Baron Yoru huffed a bit as he boasted of his own contributions. “I’ve opened up mines in my land to feed the smelters. At the same time, the refugees have settled in to farm more land. With some more time, I’m sure that we can retake Omashu and free King Bumi.”
“My warriors have been greatly diminished, but we can still fight, if you’ll have us.” Hakoda offered the baron, more than happy to join such an active coalition. His men were also eager to avenge the fallen, so the Water Tribe fighters took their raiding onto land.
They had no benders, but hardened from fighting whale walruses and packs of polar bear hounds, the warriors held their own as they clashed with Fire Nation patrols behind enemy lines. Now armed with metal weapons and armor, Hakoda’s raiders quickly became a force to be reckoned with. Fire resistant lacquered shields allowed them to charge right at firebenders, while metal lamellar armor allowed them to fight through spear lines and hails of arrows.
Hakoda was particular with his targets; his men only went after patrols or outposts, and kept away from the settlements. The border towns and villages were all conquered Earth Kingdom people, after all, and liberating a town would be a short-lived thing.
“Until we can push them back, freeing a town in the middle of enemy territory might just see its inhabitants slaughtered when the Fire Nation returns in force.” The baron’s reasoning was depressingly sound, so Hakoda did all that he could to keep the enemy’s ruthless attention away from the innocent.
Unfortunately, he realized too late that his force became too successful. For all their mobility and cunning, Hakoda awoke in the middle of one night to urgent news.
“Hakoda, we have to move!” Bato said as he returned from his scouting in a panic. “Fire Nation forces are headed this way!”
A night march? That sounded desperate. Yet…
“How big?”
“Enough,” his old friend answered with a gasp of air. “They bear the scorpion on their standard.”
The raiders immediately broke camp, knowing better than to seek a futile last stand. They were about to move out, but muted bursts from faraway made Hakoda turn to the forest canopy. He didn’t see anything but the movement of leaves, but that was enough for his warriors’ instincts.
“Everyone, ready yourselves for attack.” Thankfully, that order was redundant, as his warriors were already rushing to arm themselves.
The raiders of the Southern Water Tribe were just about to enter formation when shadows fell from the night sky and landed amongst them. The campfires gave the armored forms a menacing, blood red appearance. Their faces were masked under chainmail veils, adding to their air of dread.
“Surrender, raiders.” The voice was young. Hakoda was briefly reminded of Sokka, and then his heart almost froze as he realized who was speaking.
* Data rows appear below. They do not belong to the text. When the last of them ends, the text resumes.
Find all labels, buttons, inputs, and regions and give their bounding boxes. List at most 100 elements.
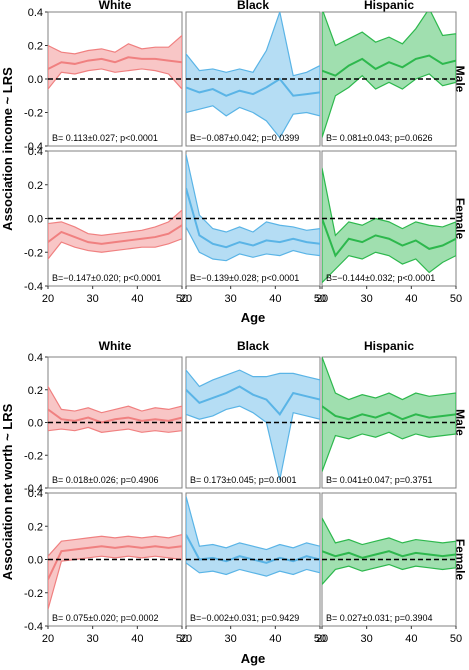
panel-black-male: B= 0.173±0.045; p=0.0001 [185, 356, 321, 489]
annotation-white-female: B=−0.147±0.020; p<0.0001 [52, 273, 161, 283]
band-black-male [186, 369, 320, 480]
panel-white-male: B= 0.018±0.026; p=0.4906 [47, 356, 183, 489]
panel-white-female: B=−0.147±0.020; p<0.0001 [47, 150, 183, 287]
panel-black-male: B=−0.087±0.042; p=0.0399 [185, 11, 321, 147]
x-tick-label: 20 [180, 633, 192, 645]
panel-white-male: B= 0.113±0.027; p<0.0001 [47, 11, 183, 147]
band-hispanic-male [322, 357, 456, 472]
band-black-female [186, 154, 320, 262]
panel-plot-area [322, 12, 456, 138]
x-tick-label: 40 [131, 293, 143, 305]
panel-plot-area [186, 12, 320, 139]
y-tick-label: 0.2 [28, 41, 43, 53]
series-line-black-male [186, 77, 320, 97]
series-line-black-female [186, 187, 320, 249]
annotation-hispanic-female: B= 0.027±0.031; p=0.3904 [326, 613, 433, 623]
series-line-white-female [48, 545, 182, 580]
series-line-white-male [48, 408, 182, 424]
x-axis-title: Age [241, 651, 266, 666]
series-line-hispanic-male [322, 54, 456, 77]
y-axis-title: Association net worth ~ LRS [0, 403, 15, 580]
x-tick-label: 30 [361, 633, 373, 645]
panel-plot-area [186, 369, 320, 480]
column-title-hispanic: Hispanic [364, 339, 414, 353]
x-tick-label: 30 [361, 293, 373, 305]
panel-plot-area [48, 533, 182, 610]
annotation-black-female: B=−0.139±0.028; p<0.0001 [190, 273, 299, 283]
y-tick-label: -0.2 [24, 108, 43, 120]
x-tick-label: 50 [314, 293, 326, 305]
series-line-hispanic-female [322, 550, 456, 559]
column-title-hispanic: Hispanic [364, 0, 414, 12]
x-tick-label: 40 [131, 633, 143, 645]
panel-plot-area [322, 517, 456, 586]
annotation-white-female: B= 0.075±0.020; p=0.0002 [52, 613, 159, 623]
band-black-male [186, 12, 320, 139]
band-hispanic-female [322, 167, 456, 284]
x-axis-title: Age [241, 310, 266, 325]
panel-hispanic-female: B=−0.144±0.032; p<0.0001 [321, 150, 457, 287]
y-tick-label: 0.4 [28, 352, 43, 364]
annotation-hispanic-male: B= 0.081±0.043; p=0.0626 [326, 133, 433, 143]
x-tick-label: 40 [405, 633, 417, 645]
y-axis-title: Association income ~ LRS [0, 67, 15, 231]
x-tick-label: 20 [316, 633, 328, 645]
series-line-black-male [186, 385, 320, 416]
column-title-white: White [99, 339, 132, 353]
series-line-white-female [48, 224, 182, 245]
x-tick-label: 30 [225, 633, 237, 645]
annotation-hispanic-female: B=−0.144±0.032; p<0.0001 [326, 273, 435, 283]
annotation-white-male: B= 0.113±0.027; p<0.0001 [52, 133, 158, 143]
x-tick-label: 50 [176, 633, 188, 645]
column-title-black: Black [237, 339, 269, 353]
panel-hispanic-male: B= 0.041±0.047; p=0.3751 [321, 356, 457, 489]
y-tick-label: -0.4 [24, 281, 43, 293]
x-tick-label: 50 [450, 633, 462, 645]
x-tick-label: 20 [42, 293, 54, 305]
x-tick-label: 20 [42, 633, 54, 645]
annotation-black-male: B=−0.087±0.042; p=0.0399 [190, 133, 299, 143]
y-tick-label: 0.2 [28, 385, 43, 397]
x-tick-label: 30 [87, 293, 99, 305]
band-white-female [48, 533, 182, 610]
annotation-hispanic-male: B= 0.041±0.047; p=0.3751 [326, 475, 433, 485]
column-title-black: Black [237, 0, 269, 12]
x-tick-label: 30 [225, 293, 237, 305]
annotation-black-male: B= 0.173±0.045; p=0.0001 [190, 475, 297, 485]
band-white-female [48, 209, 182, 260]
panel-plot-area [186, 496, 320, 577]
x-tick-label: 40 [269, 293, 281, 305]
annotation-white-male: B= 0.018±0.026; p=0.4906 [52, 475, 159, 485]
panel-plot-area [48, 209, 182, 260]
y-tick-label: 0.4 [28, 488, 43, 500]
y-tick-label: 0.0 [28, 555, 43, 567]
y-tick-label: -0.4 [24, 483, 43, 495]
x-tick-label: 50 [176, 293, 188, 305]
band-black-female [186, 496, 320, 577]
y-tick-label: 0.0 [28, 214, 43, 226]
x-tick-label: 50 [314, 633, 326, 645]
panel-plot-area [186, 154, 320, 262]
x-tick-label: 50 [450, 293, 462, 305]
panel-plot-area [322, 167, 456, 284]
series-line-hispanic-female [322, 218, 456, 258]
x-tick-label: 20 [180, 293, 192, 305]
panel-plot-area [48, 385, 182, 433]
panel-hispanic-female: B= 0.027±0.031; p=0.3904 [321, 492, 457, 627]
panel-black-female: B=−0.002±0.031; p=0.9429 [185, 492, 321, 627]
y-tick-label: -0.2 [24, 450, 43, 462]
panel-hispanic-male: B= 0.081±0.043; p=0.0626 [321, 11, 457, 147]
series-line-hispanic-male [322, 405, 456, 421]
y-tick-label: -0.4 [24, 141, 43, 153]
y-tick-label: 0.4 [28, 7, 43, 19]
panel-black-female: B=−0.139±0.028; p<0.0001 [185, 150, 321, 287]
x-tick-label: 40 [269, 633, 281, 645]
y-tick-label: 0.4 [28, 146, 43, 158]
y-tick-label: 0.0 [28, 418, 43, 430]
column-title-white: White [99, 0, 132, 12]
y-tick-label: 0.2 [28, 521, 43, 533]
panel-white-female: B= 0.075±0.020; p=0.0002 [47, 492, 183, 627]
x-tick-label: 20 [316, 293, 328, 305]
x-tick-label: 30 [87, 633, 99, 645]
“Never, Scorpion.” The chieftain grimly lowered his blade, and his warriors quickly closed into formation, shields forming a protective shell. The Scorpion shifted into a bending stance in response…
…and the expected barrage of fire did not appear. Instead, Hakoda gasped in surprise as the air around him turned colder than his home, snuffing out the campfire and causing his nose, mouth and lungs to burn from the rush of cold air. The raiders staggered, reduced to shivering under their metal armor. Their formation faltered, and only then did the shadowy figures pounce.
Calling it a fight would be too generous. Hakoda and his men were wrangled up with barely any resistance.
“Never say never,” came the Scorpion’s voice as the faceless monster loomed over him.